You can import the library and use it in your code. The following code shows how to use the library:

```python
from federated_dataset import FederatedDataset



FederatedDataset.generate_partitioned_dataset(
    split_type_clusters="majority_minority",
    split_type_nodes="non_iid",
    num_nodes=8,
    num_clusters=3,
    num_classes=10,
    alpha=1.0,
    dataset_name="mnist",
    store_path="../data/MNIST/federated_data",
)
```

With the previous code you'll partition the dataset among 3 clusters and then among 8 nodes.

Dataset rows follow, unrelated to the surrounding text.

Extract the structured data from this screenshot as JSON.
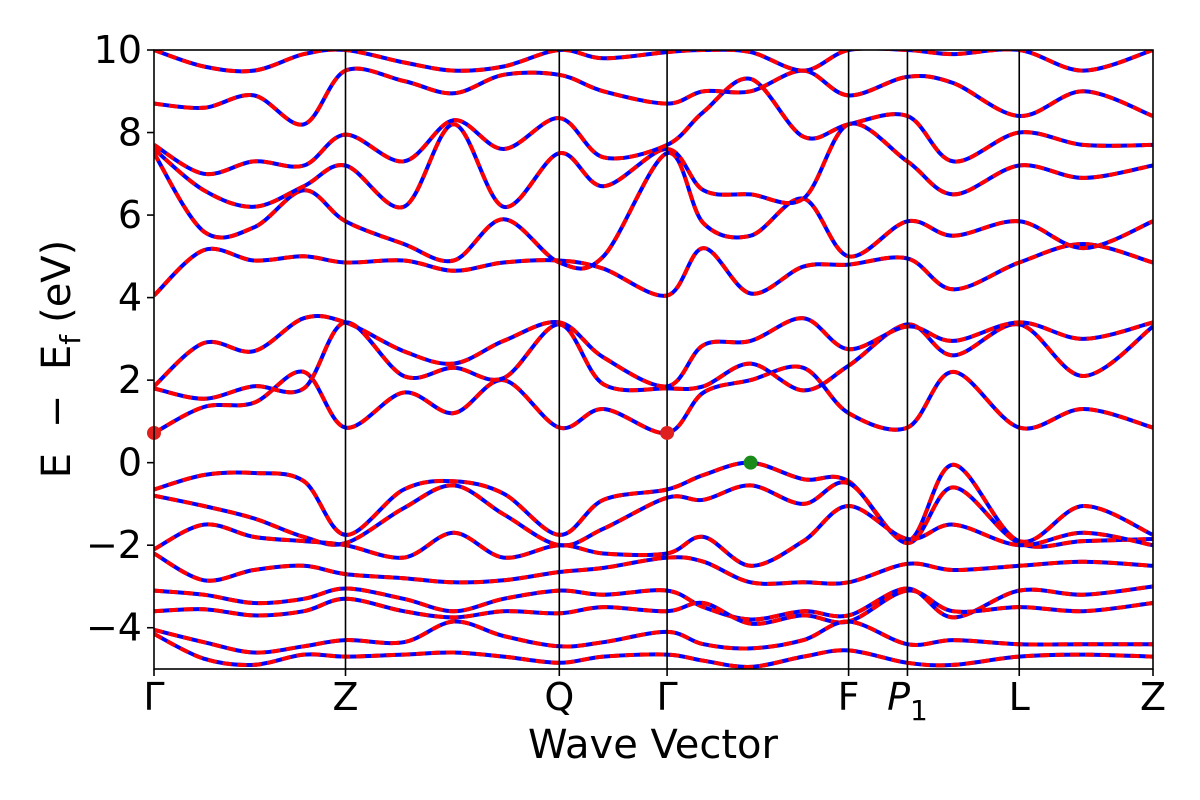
{
  "chart_data": {
    "type": "line",
    "title": "",
    "xlabel": "Wave Vector",
    "ylabel": {
      "E": "E",
      "minus": "−",
      "Ef_main": "E",
      "Ef_sub": "f",
      "unit": "(eV)"
    },
    "ylim": [
      -5,
      10
    ],
    "yticks": [
      -4,
      -2,
      0,
      2,
      4,
      6,
      8,
      10
    ],
    "ytick_labels": [
      "−4",
      "−2",
      "0",
      "2",
      "4",
      "6",
      "8",
      "10"
    ],
    "xlim": [
      0,
      1
    ],
    "high_symmetry_points": [
      {
        "label": "Γ",
        "x": 0.0
      },
      {
        "label": "Z",
        "x": 0.1917
      },
      {
        "label": "Q",
        "x": 0.4057
      },
      {
        "label": "Γ",
        "x": 0.5136
      },
      {
        "label": "F",
        "x": 0.6953
      },
      {
        "label": "P",
        "sub": "1",
        "x": 0.7542
      },
      {
        "label": "L",
        "x": 0.8661
      },
      {
        "label": "Z",
        "x": 1.0
      }
    ],
    "grid": false,
    "series_styles": {
      "spin_up_color": "#0000ff",
      "spin_down_color": "#ff0000"
    },
    "markers": [
      {
        "kind": "conduction_band_minimum",
        "x": 0.0,
        "y": 0.72,
        "color": "#e0201e"
      },
      {
        "kind": "conduction_band_minimum",
        "x": 0.5136,
        "y": 0.72,
        "color": "#e0201e"
      },
      {
        "kind": "valence_band_maximum",
        "x": 0.5972,
        "y": 0.0,
        "color": "#1a8a1a"
      }
    ],
    "bands": [
      {
        "x": [
          0,
          0.05,
          0.1,
          0.15,
          0.1917,
          0.25,
          0.3,
          0.35,
          0.4057,
          0.45,
          0.5136,
          0.55,
          0.5972,
          0.65,
          0.6953,
          0.7542,
          0.8,
          0.8661,
          0.93,
          1.0
        ],
        "y": [
          -0.65,
          -0.3,
          -0.25,
          -0.45,
          -1.75,
          -0.65,
          -0.45,
          -0.75,
          -1.75,
          -0.9,
          -0.65,
          -0.3,
          0.0,
          -0.4,
          -0.45,
          -1.9,
          -0.05,
          -1.9,
          -1.05,
          -1.75
        ]
      },
      {
        "x": [
          0,
          0.05,
          0.1,
          0.15,
          0.1917,
          0.25,
          0.3,
          0.35,
          0.4057,
          0.45,
          0.5136,
          0.55,
          0.5972,
          0.65,
          0.6953,
          0.7542,
          0.8,
          0.8661,
          0.93,
          1.0
        ],
        "y": [
          -0.8,
          -1.05,
          -1.35,
          -1.8,
          -1.95,
          -1.1,
          -0.55,
          -1.25,
          -2.0,
          -1.6,
          -0.85,
          -0.9,
          -0.55,
          -1.0,
          -0.5,
          -1.95,
          -0.6,
          -1.95,
          -1.9,
          -1.85
        ]
      },
      {
        "x": [
          0,
          0.05,
          0.1,
          0.15,
          0.1917,
          0.25,
          0.3,
          0.35,
          0.4057,
          0.45,
          0.5136,
          0.55,
          0.5972,
          0.65,
          0.6953,
          0.7542,
          0.8,
          0.8661,
          0.93,
          1.0
        ],
        "y": [
          -2.1,
          -1.5,
          -1.8,
          -1.9,
          -2.0,
          -2.3,
          -1.7,
          -2.3,
          -2.0,
          -2.2,
          -2.2,
          -1.8,
          -2.5,
          -1.9,
          -1.05,
          -1.85,
          -1.5,
          -2.0,
          -1.7,
          -2.0
        ]
      },
      {
        "x": [
          0,
          0.05,
          0.1,
          0.15,
          0.1917,
          0.25,
          0.3,
          0.35,
          0.4057,
          0.45,
          0.5136,
          0.55,
          0.5972,
          0.65,
          0.6953,
          0.7542,
          0.8,
          0.8661,
          0.93,
          1.0
        ],
        "y": [
          -2.2,
          -2.85,
          -2.6,
          -2.5,
          -2.7,
          -2.8,
          -2.9,
          -2.85,
          -2.65,
          -2.55,
          -2.3,
          -2.4,
          -2.9,
          -2.9,
          -2.9,
          -2.45,
          -2.6,
          -2.5,
          -2.4,
          -2.5
        ]
      },
      {
        "x": [
          0,
          0.05,
          0.1,
          0.15,
          0.1917,
          0.25,
          0.3,
          0.35,
          0.4057,
          0.45,
          0.5136,
          0.55,
          0.5972,
          0.65,
          0.6953,
          0.7542,
          0.8,
          0.8661,
          0.93,
          1.0
        ],
        "y": [
          -3.1,
          -3.2,
          -3.4,
          -3.3,
          -3.05,
          -3.3,
          -3.6,
          -3.3,
          -3.1,
          -3.2,
          -3.1,
          -3.5,
          -3.8,
          -3.6,
          -3.7,
          -3.05,
          -3.75,
          -3.1,
          -3.2,
          -3.0
        ]
      },
      {
        "x": [
          0,
          0.05,
          0.1,
          0.15,
          0.1917,
          0.25,
          0.3,
          0.35,
          0.4057,
          0.45,
          0.5136,
          0.55,
          0.5972,
          0.65,
          0.6953,
          0.7542,
          0.8,
          0.8661,
          0.93,
          1.0
        ],
        "y": [
          -3.6,
          -3.55,
          -3.7,
          -3.6,
          -3.3,
          -3.6,
          -3.75,
          -3.6,
          -3.65,
          -3.5,
          -3.6,
          -3.4,
          -3.9,
          -3.7,
          -3.85,
          -3.1,
          -3.6,
          -3.5,
          -3.6,
          -3.4
        ]
      },
      {
        "x": [
          0,
          0.05,
          0.1,
          0.15,
          0.1917,
          0.25,
          0.3,
          0.35,
          0.4057,
          0.45,
          0.5136,
          0.55,
          0.5972,
          0.65,
          0.6953,
          0.7542,
          0.8,
          0.8661,
          0.93,
          1.0
        ],
        "y": [
          -4.05,
          -4.35,
          -4.6,
          -4.45,
          -4.3,
          -4.35,
          -3.85,
          -4.2,
          -4.45,
          -4.35,
          -4.1,
          -4.4,
          -4.5,
          -4.3,
          -3.85,
          -4.4,
          -4.3,
          -4.4,
          -4.4,
          -4.4
        ]
      },
      {
        "x": [
          0,
          0.05,
          0.1,
          0.15,
          0.1917,
          0.25,
          0.3,
          0.35,
          0.4057,
          0.45,
          0.5136,
          0.55,
          0.5972,
          0.65,
          0.6953,
          0.7542,
          0.8,
          0.8661,
          0.93,
          1.0
        ],
        "y": [
          -4.15,
          -4.75,
          -4.9,
          -4.65,
          -4.7,
          -4.65,
          -4.6,
          -4.7,
          -4.85,
          -4.7,
          -4.65,
          -4.8,
          -4.95,
          -4.7,
          -4.55,
          -4.85,
          -4.9,
          -4.7,
          -4.65,
          -4.7
        ]
      },
      {
        "x": [
          0,
          0.05,
          0.1,
          0.15,
          0.1917,
          0.25,
          0.3,
          0.35,
          0.4057,
          0.45,
          0.5136,
          0.55,
          0.5972,
          0.65,
          0.6953,
          0.7542,
          0.8,
          0.8661,
          0.93,
          1.0
        ],
        "y": [
          0.72,
          1.35,
          1.45,
          2.2,
          0.85,
          1.7,
          1.2,
          2.0,
          0.85,
          1.3,
          0.72,
          1.7,
          2.0,
          2.3,
          1.2,
          0.85,
          2.2,
          0.85,
          1.3,
          0.85
        ]
      },
      {
        "x": [
          0,
          0.05,
          0.1,
          0.15,
          0.1917,
          0.25,
          0.3,
          0.35,
          0.4057,
          0.45,
          0.5136,
          0.55,
          0.5972,
          0.65,
          0.6953,
          0.7542,
          0.8,
          0.8661,
          0.93,
          1.0
        ],
        "y": [
          1.8,
          1.55,
          1.85,
          1.8,
          3.4,
          2.1,
          2.3,
          2.05,
          3.35,
          1.9,
          1.8,
          1.85,
          2.4,
          1.75,
          2.35,
          3.35,
          2.6,
          3.35,
          2.1,
          3.3
        ]
      },
      {
        "x": [
          0,
          0.05,
          0.1,
          0.15,
          0.1917,
          0.25,
          0.3,
          0.35,
          0.4057,
          0.45,
          0.5136,
          0.55,
          0.5972,
          0.65,
          0.6953,
          0.7542,
          0.8,
          0.8661,
          0.93,
          1.0
        ],
        "y": [
          1.85,
          2.9,
          2.7,
          3.5,
          3.4,
          2.7,
          2.4,
          2.95,
          3.4,
          2.55,
          1.85,
          2.85,
          2.95,
          3.5,
          2.75,
          3.3,
          2.95,
          3.4,
          3.0,
          3.4
        ]
      },
      {
        "x": [
          0,
          0.05,
          0.1,
          0.15,
          0.1917,
          0.25,
          0.3,
          0.35,
          0.4057,
          0.45,
          0.5136,
          0.55,
          0.5972,
          0.65,
          0.6953,
          0.7542,
          0.8,
          0.8661,
          0.93,
          1.0
        ],
        "y": [
          4.05,
          5.15,
          4.9,
          5.0,
          4.85,
          4.9,
          4.65,
          4.85,
          4.9,
          4.7,
          4.05,
          5.2,
          4.1,
          4.75,
          4.8,
          4.95,
          4.2,
          4.85,
          5.3,
          4.85
        ]
      },
      {
        "x": [
          0,
          0.05,
          0.1,
          0.15,
          0.1917,
          0.25,
          0.3,
          0.35,
          0.4057,
          0.45,
          0.5136,
          0.55,
          0.5972,
          0.65,
          0.6953,
          0.7542,
          0.8,
          0.8661,
          0.93,
          1.0
        ],
        "y": [
          7.5,
          5.6,
          5.7,
          6.6,
          5.85,
          5.3,
          4.9,
          5.9,
          4.85,
          5.0,
          7.5,
          5.8,
          5.5,
          6.4,
          5.0,
          5.85,
          5.5,
          5.85,
          5.2,
          5.85
        ]
      },
      {
        "x": [
          0,
          0.05,
          0.1,
          0.15,
          0.1917,
          0.25,
          0.3,
          0.35,
          0.4057,
          0.45,
          0.5136,
          0.55,
          0.5972,
          0.65,
          0.6953,
          0.7542,
          0.8,
          0.8661,
          0.93,
          1.0
        ],
        "y": [
          7.6,
          6.6,
          6.2,
          6.7,
          7.2,
          6.2,
          8.2,
          6.2,
          7.5,
          6.7,
          7.6,
          6.6,
          6.5,
          6.4,
          8.2,
          7.3,
          6.5,
          7.2,
          6.9,
          7.2
        ]
      },
      {
        "x": [
          0,
          0.05,
          0.1,
          0.15,
          0.1917,
          0.25,
          0.3,
          0.35,
          0.4057,
          0.45,
          0.5136,
          0.55,
          0.5972,
          0.65,
          0.6953,
          0.7542,
          0.8,
          0.8661,
          0.93,
          1.0
        ],
        "y": [
          7.7,
          7.0,
          7.3,
          7.2,
          7.95,
          7.3,
          8.3,
          7.6,
          8.35,
          7.4,
          7.7,
          8.5,
          9.3,
          7.9,
          8.2,
          8.4,
          7.3,
          8.0,
          7.7,
          7.7
        ]
      },
      {
        "x": [
          0,
          0.05,
          0.1,
          0.15,
          0.1917,
          0.25,
          0.3,
          0.35,
          0.4057,
          0.45,
          0.5136,
          0.55,
          0.5972,
          0.65,
          0.6953,
          0.7542,
          0.8,
          0.8661,
          0.93,
          1.0
        ],
        "y": [
          8.7,
          8.6,
          8.9,
          8.2,
          9.5,
          9.25,
          8.95,
          9.4,
          9.4,
          9.0,
          8.7,
          9.0,
          9.0,
          9.5,
          8.9,
          9.35,
          9.2,
          8.4,
          9.0,
          8.4
        ]
      },
      {
        "x": [
          0,
          0.05,
          0.1,
          0.15,
          0.1917,
          0.25,
          0.3,
          0.35,
          0.4057,
          0.45,
          0.5136,
          0.55,
          0.5972,
          0.65,
          0.6953,
          0.7542,
          0.8,
          0.8661,
          0.93,
          1.0
        ],
        "y": [
          10.0,
          9.6,
          9.5,
          9.9,
          10.0,
          9.7,
          9.5,
          9.6,
          10.0,
          9.8,
          9.95,
          10.0,
          9.95,
          9.5,
          10.0,
          10.0,
          9.9,
          10.0,
          9.5,
          10.0
        ]
      }
    ]
  }
}
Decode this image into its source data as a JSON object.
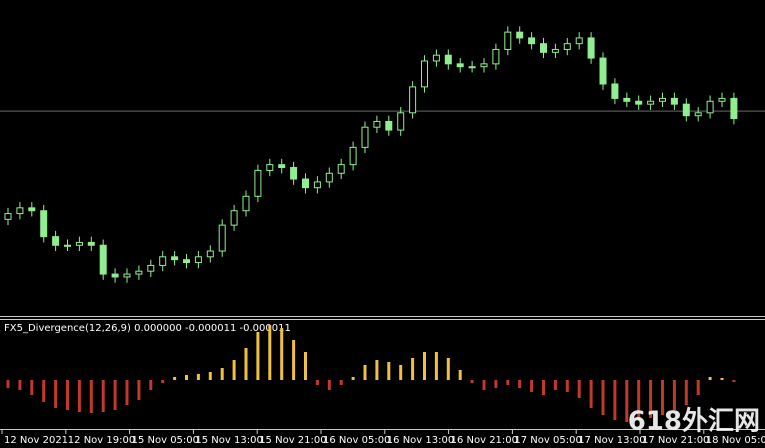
{
  "chart_data": [
    {
      "type": "candlestick",
      "open": [
        28,
        30,
        32,
        31,
        22,
        19,
        19,
        20,
        19,
        9,
        8,
        9,
        10,
        12,
        15,
        14,
        13,
        15,
        17,
        26,
        31,
        36,
        45,
        47,
        46,
        42,
        39,
        41,
        44,
        47,
        53,
        60,
        62,
        59,
        65,
        74,
        83,
        85,
        82,
        81,
        81,
        82,
        87,
        93,
        91,
        89,
        86,
        87,
        89,
        91,
        84,
        75,
        70,
        69,
        68,
        69,
        70,
        68,
        64,
        65,
        69,
        70
      ],
      "high": [
        32,
        34,
        34,
        33,
        24,
        21,
        22,
        22,
        21,
        11,
        11,
        12,
        14,
        17,
        17,
        16,
        17,
        19,
        28,
        33,
        38,
        47,
        49,
        49,
        48,
        44,
        43,
        46,
        49,
        55,
        62,
        64,
        64,
        67,
        76,
        85,
        87,
        87,
        84,
        83,
        84,
        89,
        95,
        95,
        93,
        91,
        89,
        91,
        93,
        93,
        86,
        77,
        72,
        71,
        71,
        72,
        72,
        70,
        67,
        71,
        72,
        72
      ],
      "low": [
        26,
        28,
        29,
        20,
        17,
        17,
        17,
        17,
        7,
        6,
        6,
        7,
        8,
        10,
        12,
        11,
        11,
        13,
        15,
        24,
        29,
        34,
        43,
        44,
        40,
        37,
        37,
        39,
        42,
        45,
        51,
        58,
        57,
        57,
        63,
        72,
        81,
        80,
        79,
        79,
        79,
        80,
        85,
        89,
        87,
        84,
        84,
        85,
        87,
        82,
        73,
        68,
        67,
        66,
        66,
        67,
        66,
        62,
        62,
        63,
        67,
        61
      ],
      "close": [
        30,
        32,
        31,
        22,
        19,
        19,
        20,
        19,
        9,
        8,
        9,
        10,
        12,
        15,
        14,
        13,
        15,
        17,
        26,
        31,
        36,
        45,
        47,
        46,
        42,
        39,
        41,
        44,
        47,
        53,
        60,
        62,
        59,
        65,
        74,
        83,
        85,
        82,
        81,
        81,
        82,
        87,
        93,
        91,
        89,
        86,
        87,
        89,
        91,
        84,
        75,
        70,
        69,
        68,
        69,
        70,
        68,
        64,
        65,
        69,
        70,
        63
      ],
      "ylim": [
        0,
        100
      ],
      "hline": 65.6,
      "color": "#90ee90"
    },
    {
      "type": "histogram",
      "title": "FX5_Divergence(12,26,9) 0.000000 -0.000011 -0.000011",
      "values": [
        -8e-06,
        -1e-05,
        -1.5e-05,
        -2.2e-05,
        -2.8e-05,
        -3e-05,
        -3.2e-05,
        -3.3e-05,
        -3.2e-05,
        -3e-05,
        -2.5e-05,
        -2e-05,
        -1e-05,
        -3e-06,
        3e-06,
        5e-06,
        6e-06,
        8e-06,
        1.2e-05,
        2e-05,
        3.2e-05,
        4.8e-05,
        5.5e-05,
        5.2e-05,
        4e-05,
        2.8e-05,
        -5e-06,
        -1e-05,
        -5e-06,
        3e-06,
        1.5e-05,
        2e-05,
        1.8e-05,
        1.5e-05,
        2.2e-05,
        2.8e-05,
        2.8e-05,
        2.2e-05,
        1e-05,
        -3e-06,
        -1e-05,
        -8e-06,
        -5e-06,
        -8e-06,
        -1.2e-05,
        -1.5e-05,
        -1e-05,
        -1.2e-05,
        -1.8e-05,
        -2.8e-05,
        -3.5e-05,
        -4e-05,
        -4.2e-05,
        -4e-05,
        -3.8e-05,
        -3.5e-05,
        -3e-05,
        -2.5e-05,
        -1.5e-05,
        3e-06,
        2e-06,
        -2e-06
      ],
      "ylim": [
        -4.7e-05,
        6e-05
      ],
      "up_color": "#f0c040",
      "down_color": "#c0392b"
    }
  ],
  "time_axis": [
    "12 Nov 2021",
    "12 Nov 19:00",
    "15 Nov 05:00",
    "15 Nov 13:00",
    "15 Nov 21:00",
    "16 Nov 05:00",
    "16 Nov 13:00",
    "16 Nov 21:00",
    "17 Nov 05:00",
    "17 Nov 13:00",
    "17 Nov 21:00",
    "18 Nov 05:00"
  ],
  "watermark": "618外汇网"
}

If you just want to partition the dataset among 8 nodes, you can use the following code:

```python
from federated_dataset import FederatedDataset

FederatedDataset.generate_partitioned_dataset(
    split_type_nodes="majority_minority", # "non_iid" or "iid"
    num_nodes=8,
    num_classes=10,
    dataset_name="mnist",
    store_path="../data/MNIST/federated_data",
)
```

In the previous examples we passed the parameter dataset_name. In this case, the dataset will be 
downloaded inside the generate_partitioned_dataset function. If you want to pass a custom dataset you can do it in this way:

```python
from federated_dataset import FederatedDataset

train_ds = torchvision.datasets.MNIST(
        "../data/MNIST",
        train=True,
        download=True,
        transform=torchvision.transforms.Compose(
            [torchvision.transforms.ToTensor()]
        ),
    )
test_ds = torchvision.datasets.MNIST(
        "../data/MNIST",
        train=False,
        download=True,
        transform=torchvision.transforms.Compose(
            [torchvision.transforms.ToTensor()]
        ),
    )

FederatedDataset.generate_partitioned_dataset(
    split_type_nodes="majority_minority", # "non_iid" or "iid"
    num_nodes=8,
    num_classes=10,
    dataset_name="mnist",
    store_path="../data/MNIST/federated_data",
    train_ds=train_ds,
    test_ds=test_ds
)
```


In the examples folder there are some examples that show how to use the library.